A nice follow up to this would be NATing external access from all dynos (web and worker) for an application through a single unique IP per app. That way external resources (eg your app's database) can be white listed by IP. One of the reasons the major Postgres bug last month was so bad for DBaaS providers (like Heroku Postgres) was that most leave inbound access totally open. That's great when you're first getting started as you don't need to explicitly configure firewall settings but it's terrible for production.
I'm not sure how economical it is to provide this for the free tier though I think a paid option would be viable. AWS charges $3.60/IP/month so it's not that expensive and I'm sure there are plenty of folks who would pay $10, $20, or even $50/month for a unique outbound address.
Funnily enough this happened with Heroku and Facebook just a couple of days ago - a bunch of apps got blocked from using the Graph API until Facebook removed the banned AWS IPs.
Wow that is pretty steep pricing. The lowest tier that seems usable is the $75/mo one. Then again if you're locked into Heroku then even $1,250/mo isn't that much for piece of mind and added security. I'm sure whoever is paying for it is happy it's available.
This was one of the reasons we handled server deployments ourselves for our startup. The cloud version of our app runs in production on AWS in a VPC so all outbound traffic is NATed through a single public IP. With reserved instances it costs about $22/mo for the NAT gateway and setup was pretty straightforward.
> all outbound traffic is NATed through a single public IP. With reserved instances it costs about $22/mo for the NAT gateway and setup was pretty straightforward.
I've considered doing this myself so I'm curious: are you getting good network performance through the NAT gateway? What instance type are you using?
No issues to speak of so far. Our app databases are in the VPC itself so our own traffic does not get routed through the NAT gateway but I haven't heard any issues from users either.
At the moment we're using an m1.small for the NAT itself though if you have perf issues you can bump that up as well. I would guess a c1.medium would be more appropriate though as I said we haven't had any issues so haven't considered changing anything yet.

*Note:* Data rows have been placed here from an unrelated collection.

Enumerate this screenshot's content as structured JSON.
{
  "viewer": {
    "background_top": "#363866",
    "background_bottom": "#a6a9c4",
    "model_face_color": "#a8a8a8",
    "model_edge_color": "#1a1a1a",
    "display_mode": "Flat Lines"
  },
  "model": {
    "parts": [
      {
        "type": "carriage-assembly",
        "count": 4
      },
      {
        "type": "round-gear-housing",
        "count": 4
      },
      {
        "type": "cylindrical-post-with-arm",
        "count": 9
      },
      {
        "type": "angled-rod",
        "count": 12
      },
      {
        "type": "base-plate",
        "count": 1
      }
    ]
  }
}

Here's a speed test through from a m1.small through the NAT (27.5 MB/s):
$ curl -o /dev/null http://speedtest.wdc01.softlayer.com/downloads/test500.zip
% Total % Received % Xferd Average Speed Time Time Time Current
Dload Upload Total Spent Left Speed
100 500M 100 500M 0 0 27.5M 0 0:00:18 0:00:18 --:--:-- 29.2M
Here's a speed test from a m1.small vanilla EC2 instance outside the NAT (38.2 MB/s):
$ curl -o /dev/null http://speedtest.wdc01.softlayer.com/downloads/test500.zip
% Total % Received % Xferd Average Speed Time Time Time Current
Dload Upload Total Spent Left Speed
100 500M 100 500M 0 0 38.2M 0 0:00:13 0:00:13 --:--:-- 34.1M
This was also totally random and gave us some serious headache: one dyno at the time starts failing with Graph API. Restart helps but only for some time until Heroku randomly cycles your instances. Would be happy to pay little extra for a reserved IP.
> A dyno should let you run any application or set of processes that you would run on your local machine or on an old-school server.
As soon as you allow multiple processes per dyno the abstraction becomes less clear. It means that now a dyno is more like a small VPS and I have to know which process is on which dyno for communication.
You used to be able to peek at how many other dynos you were sharing an instance with by running
netstat -l | grep lxc | wc -l
I sampled the resulting number a bunch of times and usually got 100 ± 25. I'm guessing this isn't possible anymore – not that it was useful, just interesting.
I'm not sure how economical it is to provide this for the free tier though I think a paid option would be viable. AWS charges $3.60/IP/month so it's not that expensive and I'm sure there are plenty of folks who would pay $10, $20, or even $50/month for a unique outbound address.